Kabid Humas Polda Metro Jaya Kombes Pol. Budi Hermanto mengatakan penyelidikan ini untuk mengetahui tujuan donasi tersebut. Ia juga mengaku telah berkoordinasi dengan pihak-pihak terkait.
Advertisement
"Sudah saya sampaikan bahwa penyelidikan tentang donasi yang akan dilakukan, tujuannya adalah terkait apa donasi tersebut," kata Budi kepada wartawan, Senin (24/8/2026).
"Makanya koordinasi dengan pihak OJK dan Kementerian Sosial," sambungnya.
Selain itu, pihak kepolisian juga tidak menutup kemungkinan akan memanggil pemilik rekening yaitu Supriyono alias Botok.
"Iya (dipanggil), pastinya pemilik rekening," ungkapnya.
Budi menerangkan, penundaan transaksi tersebut mengacu pada Pasal 26 Undang-Undang Nomor 8 Tahun 2010. Pemblorikan berlaku paling lama lima hari kerja dan dapat digunakan kembali setelah jangka waktu berakhir.
Dia juga memastikan saldo dalam rekening tersebut akan dikembalikan sepenuhnya kepada Supriyono alias Botok.
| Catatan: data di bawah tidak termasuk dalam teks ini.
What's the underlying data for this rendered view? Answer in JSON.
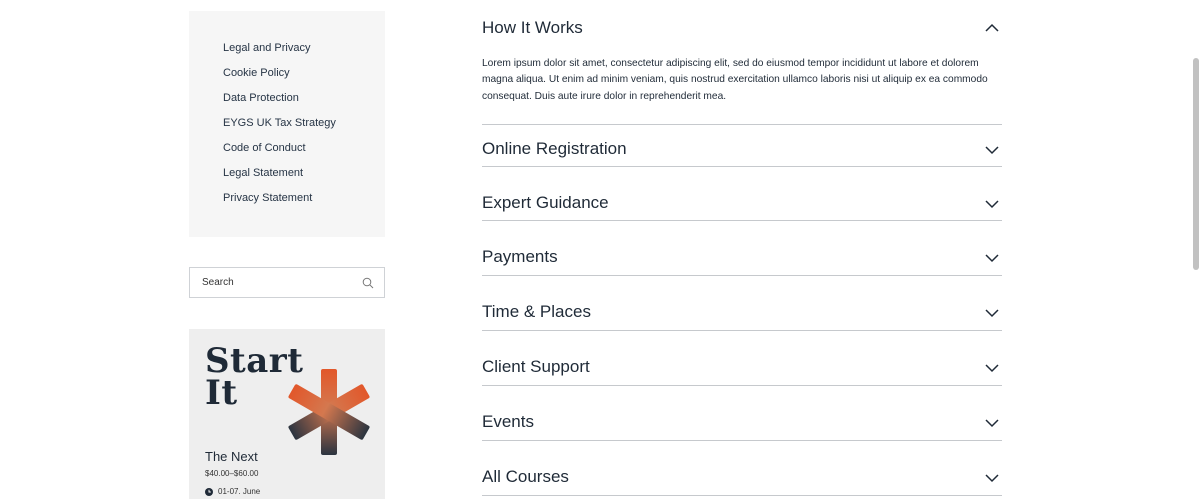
{
  "sidebar": {
    "links": [
      "Legal and Privacy",
      "Cookie Policy",
      "Data Protection",
      "EYGS UK Tax Strategy",
      "Code of Conduct",
      "Legal Statement",
      "Privacy Statement"
    ]
  },
  "search": {
    "placeholder": "Search"
  },
  "promo": {
    "headline_line1": "Start",
    "headline_line2": "It",
    "title": "The Next",
    "price": "$40.00–$60.00",
    "date": "01-07. June"
  },
  "accordion": {
    "items": [
      {
        "title": "How It Works",
        "expanded": true,
        "body": "Lorem ipsum dolor sit amet, consectetur adipiscing elit, sed do eiusmod tempor incididunt ut labore et dolorem magna aliqua. Ut enim ad minim veniam, quis nostrud exercitation ullamco laboris nisi ut aliquip ex ea commodo consequat. Duis aute irure dolor in reprehenderit mea."
      },
      {
        "title": "Online Registration",
        "expanded": false
      },
      {
        "title": "Expert Guidance",
        "expanded": false
      },
      {
        "title": "Payments",
        "expanded": false
      },
      {
        "title": "Time & Places",
        "expanded": false
      },
      {
        "title": "Client Support",
        "expanded": false
      },
      {
        "title": "Events",
        "expanded": false
      },
      {
        "title": "All Courses",
        "expanded": false
      }
    ]
  },
  "colors": {
    "text": "#1f2a37",
    "accent": "#e2572a",
    "divider": "#c6c9cd"
  }
}
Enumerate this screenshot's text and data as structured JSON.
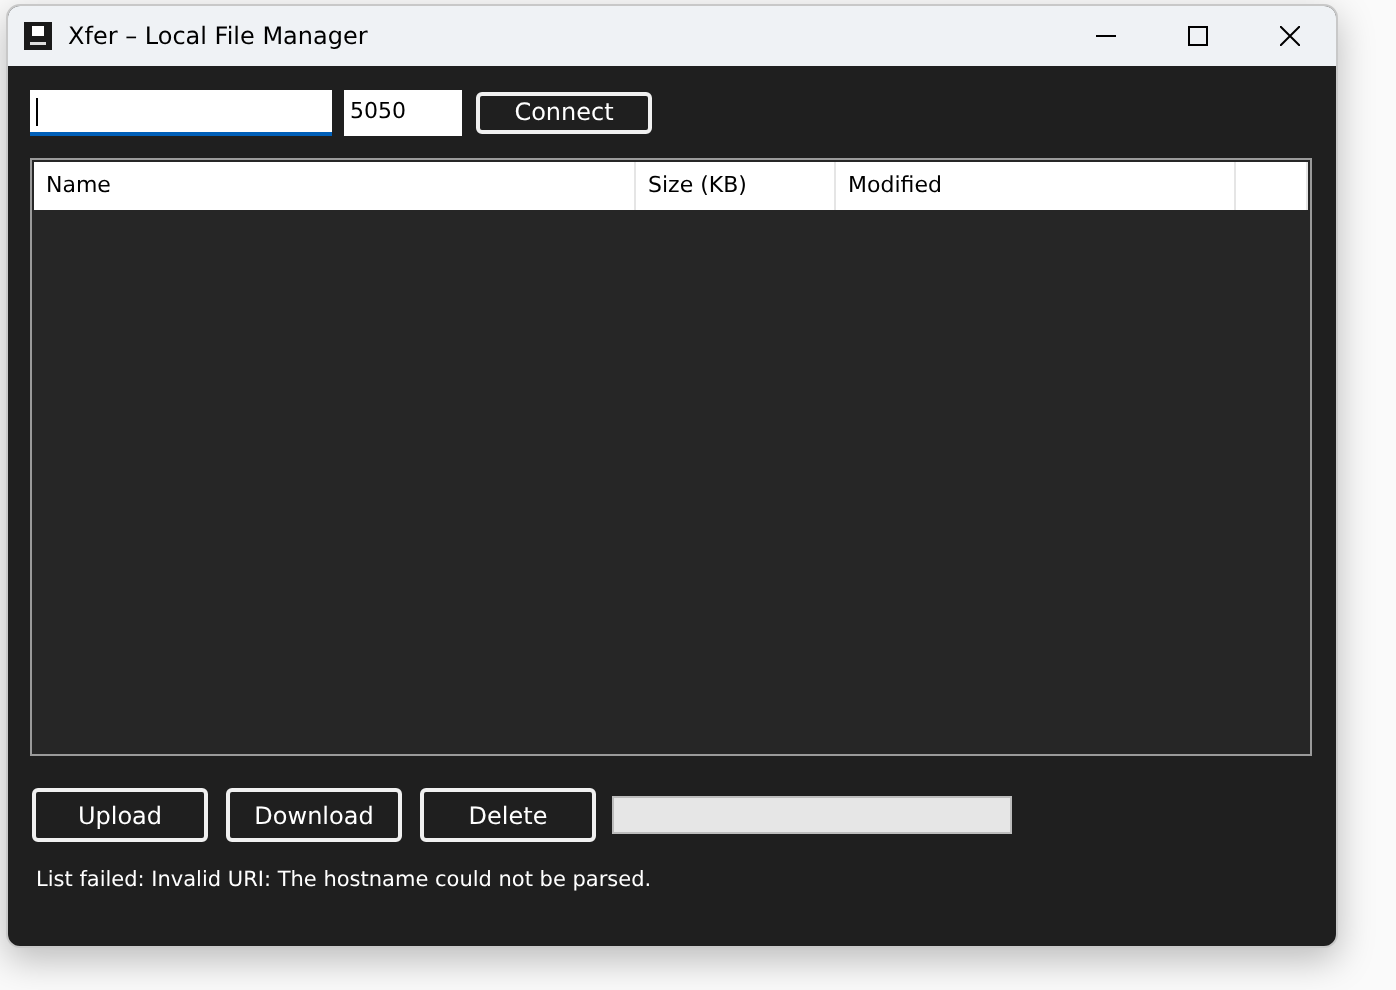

"Rekening dapat kembali digunakan sesuai ketentuan yang berlaku sepanjang tidak terdapat tindakan hukum lanjutan yang menjadi dasar pembatasan transaksi," ungkapnya.
Dalam proses penyelidikan, Budi mengatakan apabila tidak ditemukan adanya tindak pidana, rekening tersebut akan dibuka kembali oleh pihak bank atau otoritas terkait.
Di sisi lain, apabila ditemukan dugaan tindak pidana, seperti aliran dana yang berkaitan dengan aktivitas yang mengganggu keamanan, judi online, maupun narkoba, transaksi tersebut akan ditelusuri lebih lanjut.
"Kalau rekening itu, transaksi itu sehat, silakan. Selama 5 hari kerja akan dijamin untuk dibuka dan tidak berkurang satu rupiah pun," tegasnya.